Saturday, July 26, 2014

Lord Northbourne, organic agriculture, and Schumacher

Lord Northbourne in 1956
John Paull has just published a short biography of Lord Northbourne (1896-1982) in the Journal of Organic Systems, “Lord Northbourne, the man who invented organic farming, a biography,” Journal of Organic Systems 9 (1), 2014, pp. 31-53.

Northbourne is generally known to those with an interest in Traditionalism as the first English translator of René Guénon’s The Reign of Quantity (1953), of Frithjof Schuon’s Light on the Ancient Worlds (1965) and of Titus Burckhardt’s Sacred Art in East and West (1967). John Paull’s article argues convincingly that Northbourne’s 1940 book Look to the Land invented the term “organic farming,” which Northbourne put in opposition to “chemical farming.” He did not actually invent organic farming, however, but rather repackaged ideas deriving ultimately from Rudolf Steiner and Koberwitz via Ehrenfried Pfeiffer’s Bio-Dynamic Farming and Gardening; the term was then picked up and popularized by Jerome Rodale with his periodical Organic Farming and Gardening.

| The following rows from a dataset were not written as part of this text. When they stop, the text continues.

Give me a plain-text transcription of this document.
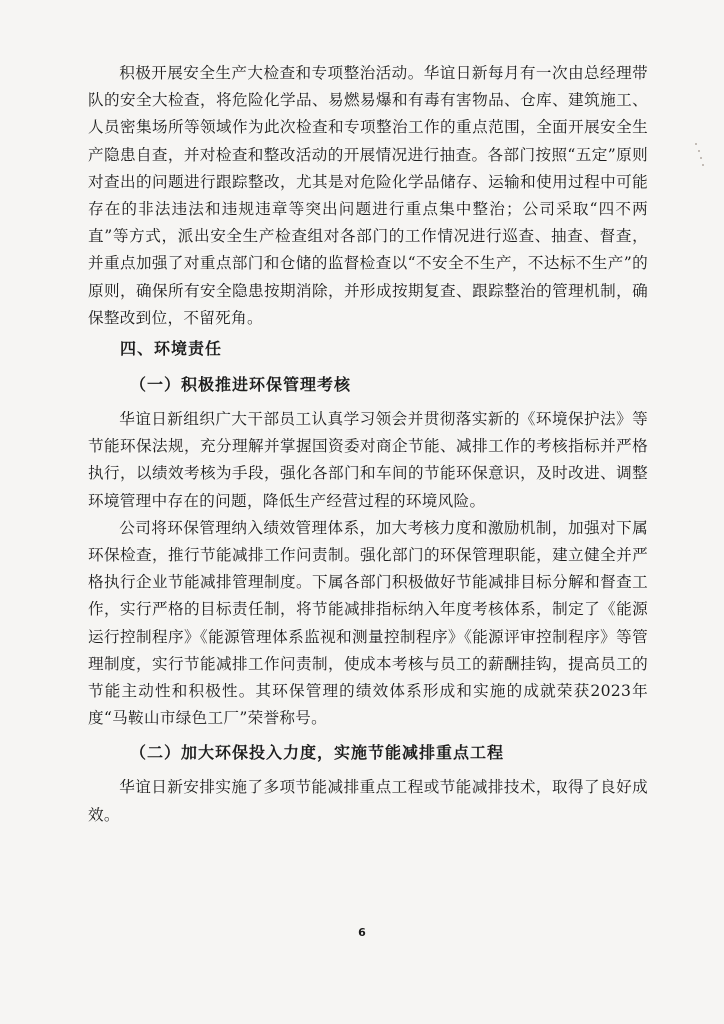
积极开展安全生产大检查和专项整治活动。华谊日新每月有一次由总经理带队的安全大检查，将危险化学品、易燃易爆和有毒有害物品、仓库、建筑施工、人员密集场所等领域作为此次检查和专项整治工作的重点范围，全面开展安全生产隐患自查，并对检查和整改活动的开展情况进行抽查。各部门按照“五定”原则对查出的问题进行跟踪整改，尤其是对危险化学品储存、运输和使用过程中可能存在的非法违法和违规违章等突出问题进行重点集中整治；公司采取“四不两直”等方式，派出安全生产检查组对各部门的工作情况进行巡查、抽查、督查，并重点加强了对重点部门和仓储的监督检查以“不安全不生产，不达标不生产”的原则，确保所有安全隐患按期消除，并形成按期复查、跟踪整治的管理机制，确保整改到位，不留死角。

四、环境责任
（一）积极推进环保管理考核

华谊日新组织广大干部员工认真学习领会并贯彻落实新的《环境保护法》等节能环保法规，充分理解并掌握国资委对商企节能、减排工作的考核指标并严格执行，以绩效考核为手段，强化各部门和车间的节能环保意识，及时改进、调整环境管理中存在的问题，降低生产经营过程的环境风险。

公司将环保管理纳入绩效管理体系，加大考核力度和激励机制，加强对下属环保检查，推行节能减排工作问责制。强化部门的环保管理职能，建立健全并严格执行企业节能减排管理制度。下属各部门积极做好节能减排目标分解和督查工作，实行严格的目标责任制，将节能减排指标纳入年度考核体系，制定了《能源运行控制程序》《能源管理体系监视和测量控制程序》《能源评审控制程序》等管理制度，实行节能减排工作问责制，使成本考核与员工的薪酬挂钩，提高员工的节能主动性和积极性。其环保管理的绩效体系形成和实施的成就荣获2023年度“马鞍山市绿色工厂”荣誉称号。

（二）加大环保投入力度，实施节能减排重点工程

华谊日新安排实施了多项节能减排重点工程或节能减排技术，取得了良好成效。

6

According to Paull, it was after the publication of Look to the Land that Marco Pallis got in touch with Northbourne and introduced him to Traditionalism. This led to Northbourne’s Religion in the Modern World (1963), to a number of articles in the Maryami-aligned journal Studies in Comparative Religion between 1967 and 1974, and to a final book, Looking Back on Progress (1970). It seems that it was Northbourne who introduced E. F. Schumacher to Traditionalism: Schumacher and Northbourne were both active in the Soil Association, which promoted organic farming. Northbourne may thus be important for the environmentalism of Seyyed Hossein Nasr and Prince Charles.

Northbourne was the fourth baron, descended from the first baron, a friend and colleague of Prime Minister William Gladstone. He was educated at Eton and Oxford, where he was president of the Oxford University Boat Club and for some time lectured on agriculture before succeeding to the family estates in Kent, where he lived for the remainder of his life.